So before I get into this I should preface by saying that my boyfriend is wonderful and puts up with a lot of crazy stuff. We've gone through so many fetishes in the year or so that I've known him it's ridiculous, and he's generally very supportive. That said, he's having a very hard time adjusting to my fondness (as well as need) for diapers.
I've gotten him to participate in some ageplay with me, but even that sometimes makes him uncomfortable, especially anything involving an implied incestuous role. When I asked him why he hates diapers so much, he told me it's because he can't associate them with anything but real babies, and even though he knows it's roleplay, he feels like a pedophile. He said this fear is exaggerated by the fact that he's over a foot taller than me, 2 years older, and has a beard, while I still get mistaken for an extremely young teenager and people on the street ask if I'm his little sister.

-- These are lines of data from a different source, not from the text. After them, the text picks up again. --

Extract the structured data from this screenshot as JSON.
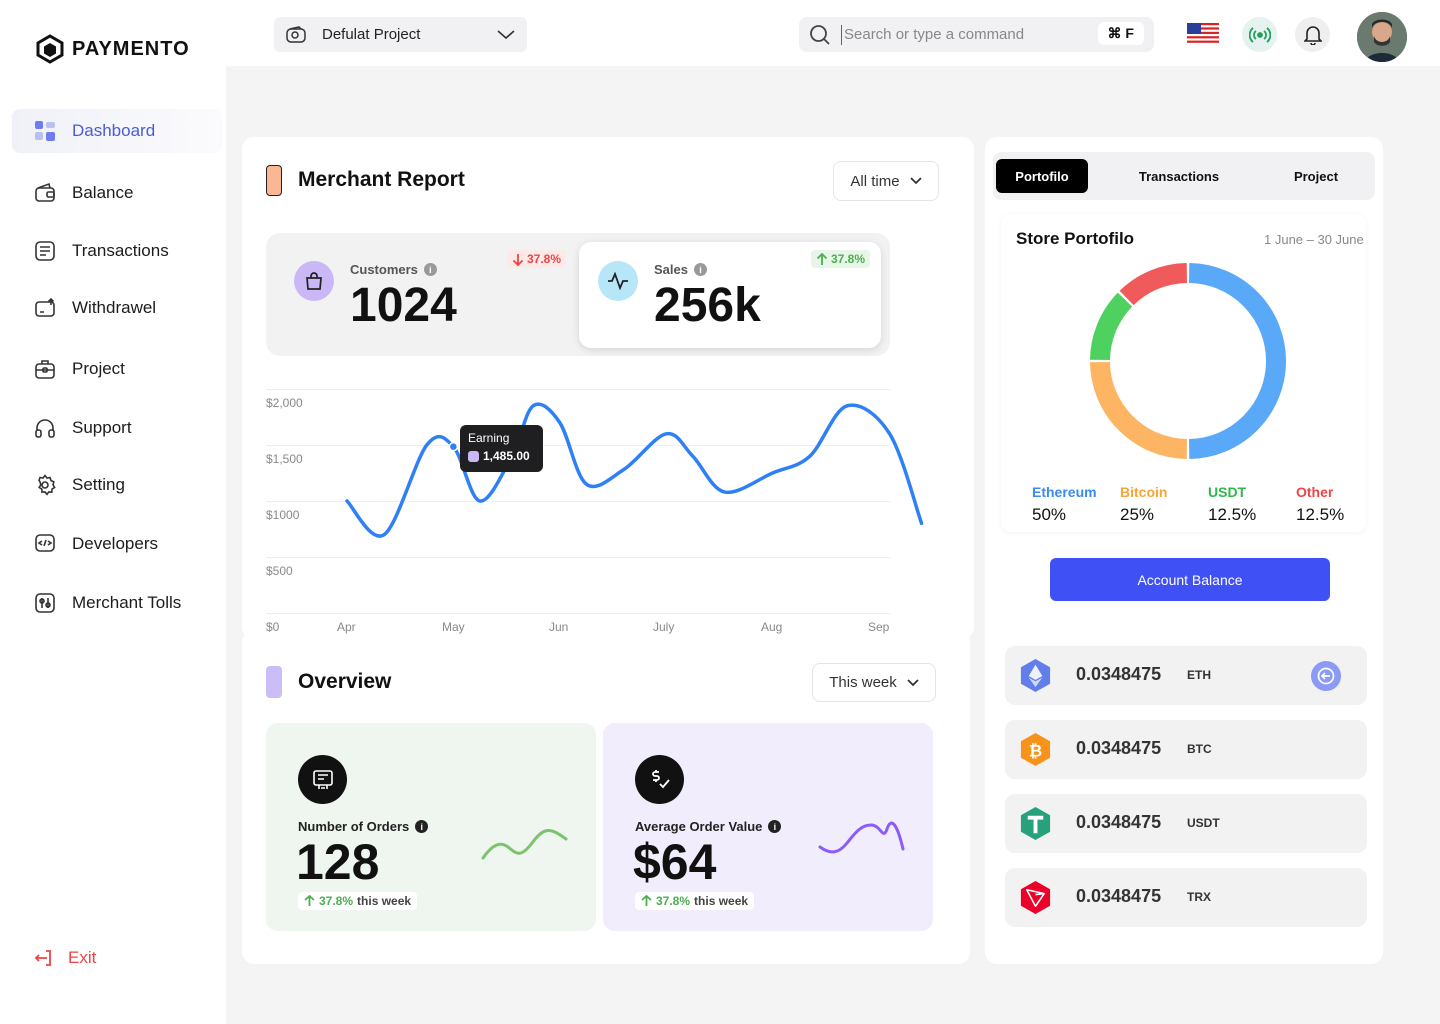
{
  "brand": {
    "name": "PAYMENTO"
  },
  "sidebar": {
    "items": [
      {
        "label": "Dashboard",
        "icon": "dashboard-icon",
        "active": true
      },
      {
        "label": "Balance",
        "icon": "wallet-icon"
      },
      {
        "label": "Transactions",
        "icon": "receipt-icon"
      },
      {
        "label": "Withdrawel",
        "icon": "withdraw-icon"
      },
      {
        "label": "Project",
        "icon": "briefcase-icon"
      },
      {
        "label": "Support",
        "icon": "headset-icon"
      },
      {
        "label": "Setting",
        "icon": "gear-icon"
      },
      {
        "label": "Developers",
        "icon": "code-icon"
      },
      {
        "label": "Merchant Tolls",
        "icon": "tools-icon"
      }
    ],
    "exit_label": "Exit"
  },
  "topbar": {
    "project_label": "Defulat Project",
    "search_placeholder": "Search or type a command",
    "search_shortcut": "⌘ F"
  },
  "merchant": {
    "title": "Merchant Report",
    "range_label": "All time",
    "customers": {
      "label": "Customers",
      "value": "1024",
      "change": "37.8%",
      "direction": "down"
    },
    "sales": {
      "label": "Sales",
      "value": "256k",
      "change": "37.8%",
      "direction": "up"
    },
    "tooltip": {
      "title": "Earning",
      "value": "1,485.00"
    }
  },
  "chart_data": {
    "type": "line",
    "x": [
      "Apr",
      "May",
      "Jun",
      "July",
      "Aug",
      "Sep"
    ],
    "y_ticks": [
      "$2,000",
      "$1,500",
      "$1000",
      "$500",
      "$0"
    ],
    "ylim": [
      0,
      2000
    ],
    "series": [
      {
        "points": [
          [
            0.0,
            1000
          ],
          [
            0.35,
            700
          ],
          [
            0.75,
            1500
          ],
          [
            1.0,
            1485
          ],
          [
            1.25,
            1000
          ],
          [
            1.55,
            1400
          ],
          [
            1.75,
            1850
          ],
          [
            2.0,
            1700
          ],
          [
            2.25,
            1150
          ],
          [
            2.6,
            1280
          ],
          [
            3.0,
            1600
          ],
          [
            3.25,
            1400
          ],
          [
            3.55,
            1080
          ],
          [
            4.0,
            1250
          ],
          [
            4.35,
            1400
          ],
          [
            4.7,
            1850
          ],
          [
            5.1,
            1600
          ],
          [
            5.4,
            800
          ]
        ],
        "color": "#2f7ff5"
      }
    ]
  },
  "overview": {
    "title": "Overview",
    "range_label": "This week",
    "orders": {
      "label": "Number of Orders",
      "value": "128",
      "change": "37.8%",
      "change_suffix": "this week"
    },
    "aov": {
      "label": "Average Order Value",
      "value": "$64",
      "change": "37.8%",
      "change_suffix": "this week"
    }
  },
  "portfolio": {
    "tabs": [
      "Portofilo",
      "Transactions",
      "Project"
    ],
    "title": "Store Portofilo",
    "date_range": "1 June – 30 June",
    "slices": [
      {
        "name": "Ethereum",
        "value": 50,
        "label": "50%",
        "color": "#5aa8f8"
      },
      {
        "name": "Bitcoin",
        "value": 25,
        "label": "25%",
        "color": "#fdb564"
      },
      {
        "name": "USDT",
        "value": 12.5,
        "label": "12.5%",
        "color": "#4fd15f"
      },
      {
        "name": "Other",
        "value": 12.5,
        "label": "12.5%",
        "color": "#f05a5a"
      }
    ],
    "button_label": "Account Balance",
    "coins": [
      {
        "amount": "0.0348475",
        "symbol": "ETH",
        "color": "#627eea"
      },
      {
        "amount": "0.0348475",
        "symbol": "BTC",
        "color": "#f7931a"
      },
      {
        "amount": "0.0348475",
        "symbol": "USDT",
        "color": "#26a17b"
      },
      {
        "amount": "0.0348475",
        "symbol": "TRX",
        "color": "#eb0029"
      }
    ]
  }
}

The unfortunate thing is that I don't just like diapers, I need to wear them at night, and probably should during the day due to small accidents. I avoid wearing as much as possible, but when he tells me that diapers are disgusting it makes me feel like he thinks I'm disgusting. He told me that if I wore one around him he wouldn't come near me. I've tried explaining the extent of my incontinence issues to him but he generally avoids the subject. He said maybe someday he'd baby me in diapers but to me that essentially means "Never, please stop talking about it."

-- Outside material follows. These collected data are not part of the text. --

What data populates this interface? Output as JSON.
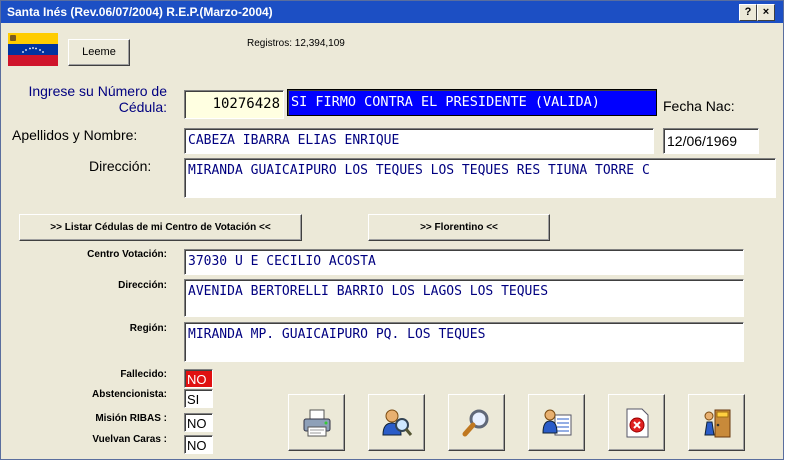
{
  "window": {
    "title": "Santa Inés (Rev.06/07/2004) R.E.P.(Marzo-2004)",
    "help_btn": "?",
    "close_btn": "×"
  },
  "header": {
    "leeme_label": "Leeme",
    "registros": "Registros: 12,394,109"
  },
  "form": {
    "cedula_label": "Ingrese su Número de Cédula:",
    "cedula_value": "10276428",
    "status": "SI FIRMO CONTRA EL PRESIDENTE  (VALIDA)",
    "fecha_label": "Fecha Nac:",
    "fecha_value": "12/06/1969",
    "nombre_label": "Apellidos y Nombre:",
    "nombre_value": "CABEZA IBARRA ELIAS ENRIQUE",
    "direccion_label": "Dirección:",
    "direccion_value": "MIRANDA GUAICAIPURO LOS TEQUES LOS TEQUES RES TIUNA TORRE C"
  },
  "actions": {
    "listar_label": ">> Listar Cédulas de mi Centro de Votación <<",
    "florentino_label": ">> Florentino <<"
  },
  "centro": {
    "centro_label": "Centro Votación:",
    "centro_value": "37030 U E CECILIO ACOSTA",
    "direccion_label": "Dirección:",
    "direccion_value": "AVENIDA BERTORELLI BARRIO LOS LAGOS LOS TEQUES",
    "region_label": "Región:",
    "region_value": "MIRANDA MP. GUAICAIPURO PQ. LOS TEQUES"
  },
  "flags": {
    "fallecido_label": "Fallecido:",
    "fallecido_value": "NO",
    "abstencionista_label": "Abstencionista:",
    "abstencionista_value": "SI",
    "ribas_label": "Misión RIBAS :",
    "ribas_value": "NO",
    "vuelvan_label": "Vuelvan Caras :",
    "vuelvan_value": "NO"
  },
  "colors": {
    "status_bg": "#0000ff",
    "cedula_bg": "#ffffe1",
    "fallecido_bg": "#e01010"
  },
  "toolbar_icons": [
    "printer-icon",
    "user-search-icon",
    "magnifier-icon",
    "user-list-icon",
    "delete-document-icon",
    "exit-door-icon"
  ]
}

I'm going to try to address it with him later tonight. Hopefully I can explain both the psychological and physical reasons behind my wearing and why it means so much to me that he try to accept it. I have a bad feeling it will just be awkward.
Does anyone have any advice? Have you had similar experiences? Sorry for the long post, I just kind of needed to get this out and I don't have anyone else to tell. Any comments would be appreciated.